Even luckier diners might snag an order of the deep-fried skate wing ($35); I scored the last one on a Friday just after 8:30 p.m. A blond shell of batter hides soft, ropy flesh. Rip off a segment, shove it into a tortilla, and you have yourself a spectacular taco. Thing is, Herrera refuses to stop there.
The chef slathers large swaths of the skate with salsa seca — a house-made XO sauce with dried shrimp, scallops, and sesame seeds. It jazzes up the fish’s neutral flavors with a hit of nuttiness and a light coastal funk. Herrera also throws in a small pool of Oaxacan mole amarillo — furtively laced with Thai curry paste, coconut milk, and labneh. The aromatic concoction somehow tastes like the world’s best pumpkin-spiced latte.

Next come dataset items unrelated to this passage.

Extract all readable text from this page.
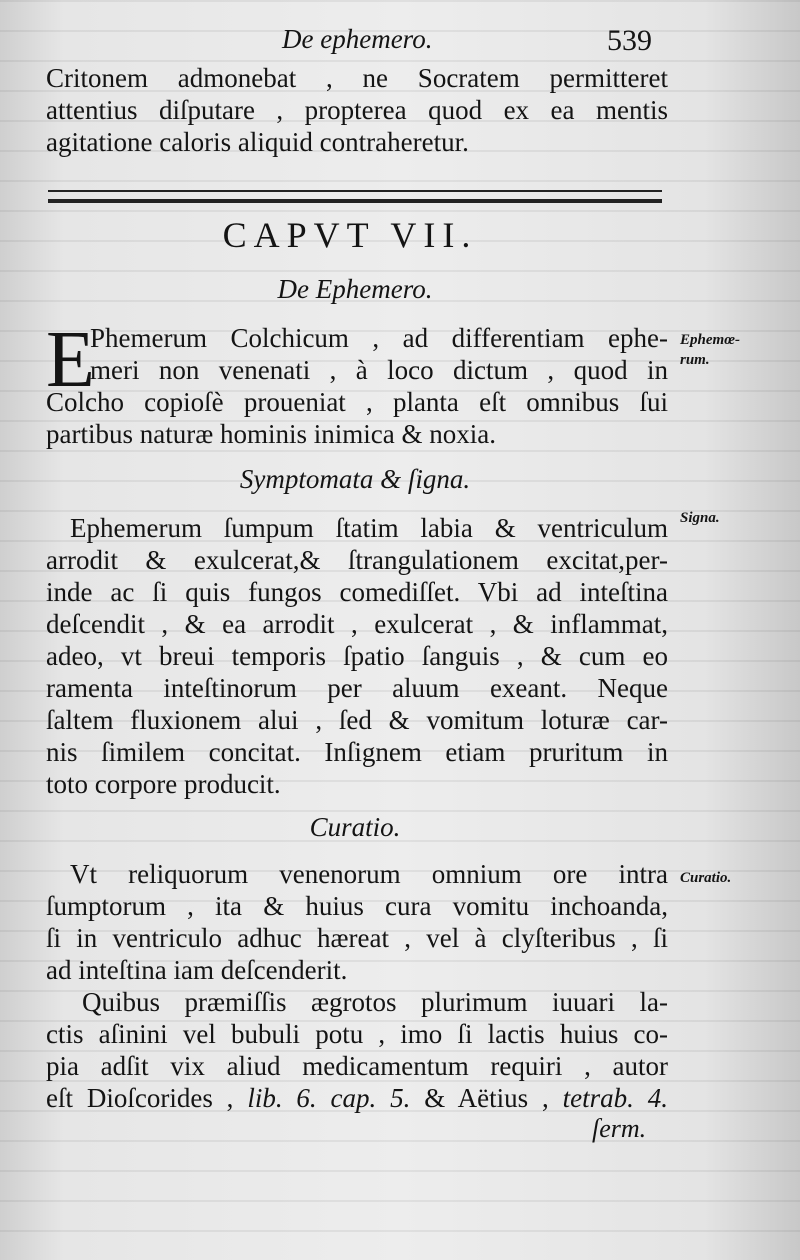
De ephemero.	539
Critonem admonebat , ne Socratem permitteret
attentius diſputare , propterea quod ex ea mentis
agitatione caloris aliquid contraheretur.
CAPVT VII.
De Ephemero.
E
Phemerum Colchicum , ad differentiam ephe-
meri non venenati , à loco dictum , quod in
Colcho copioſè proueniat , planta eſt omnibus ſui
partibus naturæ hominis inimica & noxia.
Ephemœ-
rum.
Symptomata & ſigna.
Ephemerum ſumpum ſtatim labia & ventriculum
arrodit & exulcerat,& ſtrangulationem excitat,per-
inde ac ſi quis fungos comediſſet. Vbi ad inteſtina
deſcendit , & ea arrodit , exulcerat , & inflammat,
adeo, vt breui temporis ſpatio ſanguis , & cum eo
ramenta inteſtinorum per aluum exeant. Neque
ſaltem fluxionem alui , ſed & vomitum loturæ car-
nis ſimilem concitat. Inſignem etiam pruritum in
toto corpore producit.
Signa.
Curatio.
Vt reliquorum venenorum omnium ore intra
ſumptorum , ita & huius cura vomitu inchoanda,
ſi in ventriculo adhuc hæreat , vel à clyſteribus , ſi
ad inteſtina iam deſcenderit.
Curatio.
Quibus præmiſſis ægrotos plurimum iuuari la-
ctis aſinini vel bubuli potu , imo ſi lactis huius co-
pia adſit vix aliud medicamentum requiri , autor
eſt Dioſcorides , lib. 6. cap. 5. & Aëtius , tetrab. 4.
ſerm.
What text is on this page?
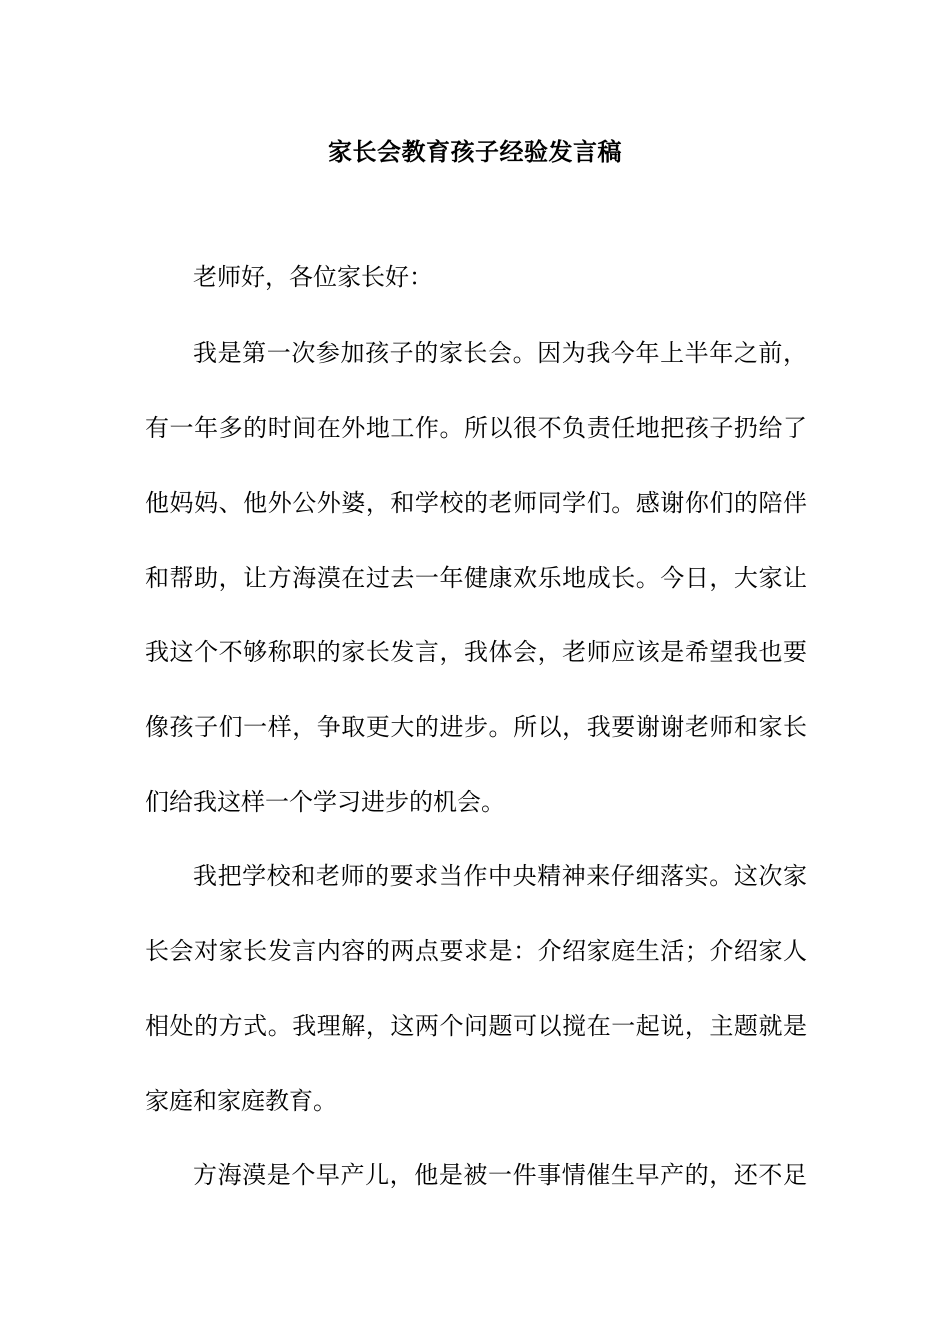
家长会教育孩子经验发言稿
老师好，各位家长好：
我是第一次参加孩子的家长会。因为我今年上半年之前，
有一年多的时间在外地工作。所以很不负责任地把孩子扔给了
他妈妈、他外公外婆，和学校的老师同学们。感谢你们的陪伴
和帮助，让方海漠在过去一年健康欢乐地成长。今日，大家让
我这个不够称职的家长发言，我体会，老师应该是希望我也要
像孩子们一样，争取更大的进步。所以，我要谢谢老师和家长
们给我这样一个学习进步的机会。
我把学校和老师的要求当作中央精神来仔细落实。这次家
长会对家长发言内容的两点要求是：介绍家庭生活；介绍家人
相处的方式。我理解，这两个问题可以搅在一起说，主题就是
家庭和家庭教育。
方海漠是个早产儿，他是被一件事情催生早产的，还不足
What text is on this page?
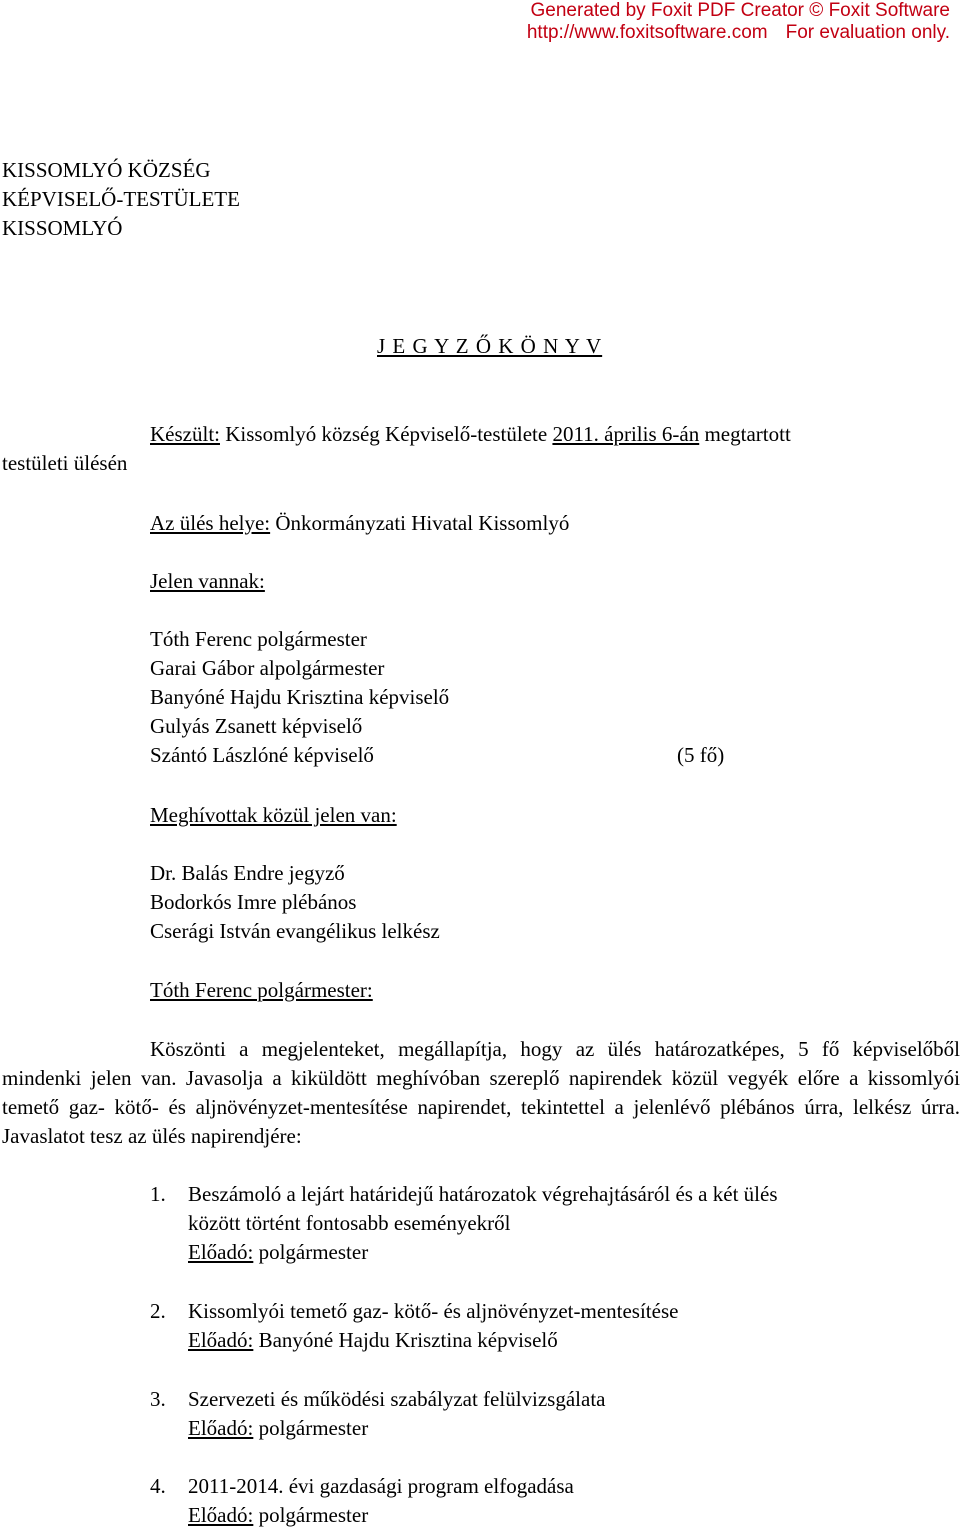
Generated by Foxit PDF Creator © Foxit Software
http://www.foxitsoftware.com For evaluation only.
KISSOMLYÓ KÖZSÉG
KÉPVISELŐ-TESTÜLETE
KISSOMLYÓ
J E G Y Z Ő K Ö N Y V
Készült: Kissomlyó község Képviselő-testülete 2011. április 6-án megtartott
testületi ülésén
Az ülés helye: Önkormányzati Hivatal Kissomlyó
Jelen vannak:
Tóth Ferenc polgármester
Garai Gábor alpolgármester
Banyóné Hajdu Krisztina képviselő
Gulyás Zsanett képviselő
Szántó Lászlóné képviselő	(5 fő)
Meghívottak közül jelen van:
Dr. Balás Endre jegyző
Bodorkós Imre plébános
Cserági István evangélikus lelkész
Tóth Ferenc polgármester:
Köszönti a megjelenteket, megállapítja, hogy az ülés határozatképes, 5 fő képviselőből mindenki jelen van. Javasolja a kiküldött meghívóban szereplő napirendek közül vegyék előre a kissomlyói temető gaz- kötő- és aljnövényzet-mentesítése napirendet, tekintettel a jelenlévő plébános úrra, lelkész úrra. Javaslatot tesz az ülés napirendjére:
1. Beszámoló a lejárt határidejű határozatok végrehajtásáról és a két ülés
között történt fontosabb eseményekről
Előadó: polgármester
2. Kissomlyói temető gaz- kötő- és aljnövényzet-mentesítése
Előadó: Banyóné Hajdu Krisztina képviselő
3. Szervezeti és működési szabályzat felülvizsgálata
Előadó: polgármester
4. 2011-2014. évi gazdasági program elfogadása
Előadó: polgármester
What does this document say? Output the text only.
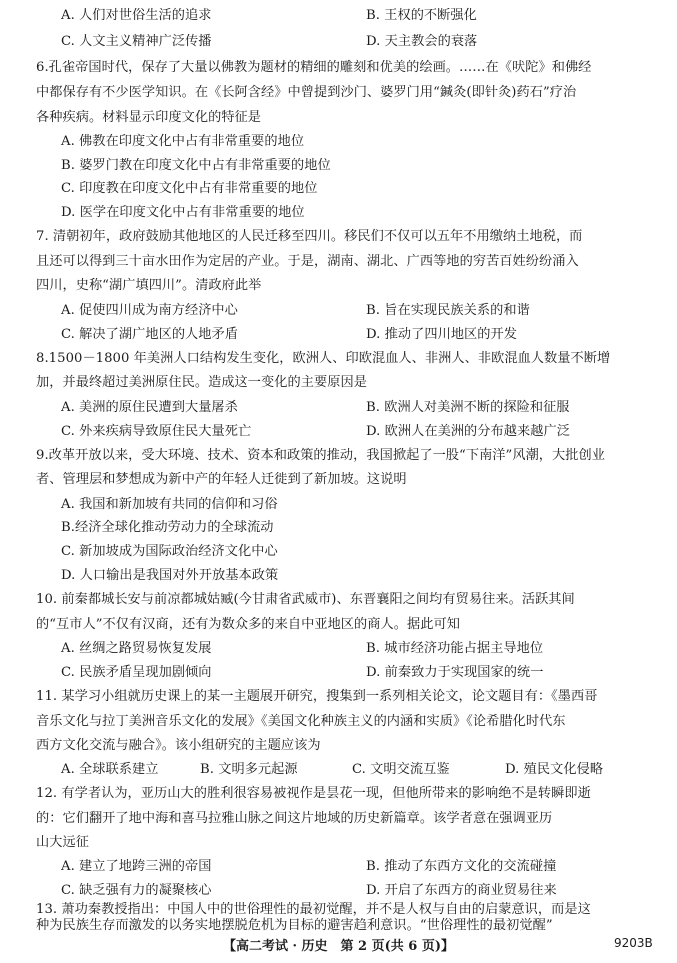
A. 人们对世俗生活的追求	B. 王权的不断强化
C. 人文主义精神广泛传播	D. 天主教会的衰落
6.孔雀帝国时代，保存了大量以佛教为题材的精细的雕刻和优美的绘画。……在《吠陀》和佛经
中都保存有不少医学知识。在《长阿含经》中曾提到沙门、婆罗门用“鍼灸(即针灸)药石”疗治
各种疾病。材料显示印度文化的特征是
A. 佛教在印度文化中占有非常重要的地位
B. 婆罗门教在印度文化中占有非常重要的地位
C. 印度教在印度文化中占有非常重要的地位
D. 医学在印度文化中占有非常重要的地位
7. 清朝初年，政府鼓励其他地区的人民迁移至四川。移民们不仅可以五年不用缴纳土地税，而
且还可以得到三十亩水田作为定居的产业。于是，湖南、湖北、广西等地的穷苦百姓纷纷涌入
四川，史称“湖广填四川”。清政府此举
A. 促使四川成为南方经济中心	B. 旨在实现民族关系的和谐
C. 解决了湖广地区的人地矛盾	D. 推动了四川地区的开发
8.1500－1800 年美洲人口结构发生变化，欧洲人、印欧混血人、非洲人、非欧混血人数量不断增
加，并最终超过美洲原住民。造成这一变化的主要原因是
A. 美洲的原住民遭到大量屠杀	B. 欧洲人对美洲不断的探险和征服
C. 外来疾病导致原住民大量死亡	D. 欧洲人在美洲的分布越来越广泛
9.改革开放以来，受大环境、技术、资本和政策的推动，我国掀起了一股“下南洋”风潮，大批创业
者、管理层和梦想成为新中产的年轻人迁徙到了新加坡。这说明
A. 我国和新加坡有共同的信仰和习俗
B.经济全球化推动劳动力的全球流动
C. 新加坡成为国际政治经济文化中心
D. 人口输出是我国对外开放基本政策
10. 前秦都城长安与前凉都城姑臧(今甘肃省武威市)、东晋襄阳之间均有贸易往来。活跃其间
的“互市人”不仅有汉商，还有为数众多的来自中亚地区的商人。据此可知
A. 丝绸之路贸易恢复发展	B. 城市经济功能占据主导地位
C. 民族矛盾呈现加剧倾向	D. 前秦致力于实现国家的统一
11. 某学习小组就历史课上的某一主题展开研究，搜集到一系列相关论文，论文题目有：《墨西哥
音乐文化与拉丁美洲音乐文化的发展》《美国文化种族主义的内涵和实质》《论希腊化时代东
西方文化交流与融合》。该小组研究的主题应该为
A. 全球联系建立	B. 文明多元起源	C. 文明交流互鉴	D. 殖民文化侵略
12. 有学者认为，亚历山大的胜利很容易被视作是昙花一现，但他所带来的影响绝不是转瞬即逝
的：它们翻开了地中海和喜马拉雅山脉之间这片地域的历史新篇章。该学者意在强调亚历
山大远征
A. 建立了地跨三洲的帝国	B. 推动了东西方文化的交流碰撞
C. 缺乏强有力的凝聚核心	D. 开启了东西方的商业贸易往来
13. 萧功秦教授指出：中国人中的世俗理性的最初觉醒，并不是人权与自由的启蒙意识，而是这
【高二考试 · 历史　第 2 页(共 6 页)】	9203B
种为民族生存而激发的以务实地摆脱危机为目标的避害趋利意识。“世俗理性的最初觉醒”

You pile as much as you can into a yellow tortilla, redolent of warm maize, and dredge the front end in that bright mole. The dish has more ingredients than the salad buffet at Sizzler, but gosh, every single element comes through with perfect clarity, like a starry summer night in the countryside. This just might be the taco of the year.
Around 10:30 p.m., as staffers gather DJ equipment for the Black Flamingo nightclub downstairs, a bartender might ask if you’d like a shot of mezcal. I advise you to accept that offer, and think about how the Olvera diaspora and others are pushing Mexico’s diverse foodways even further into the flavor stratosphere.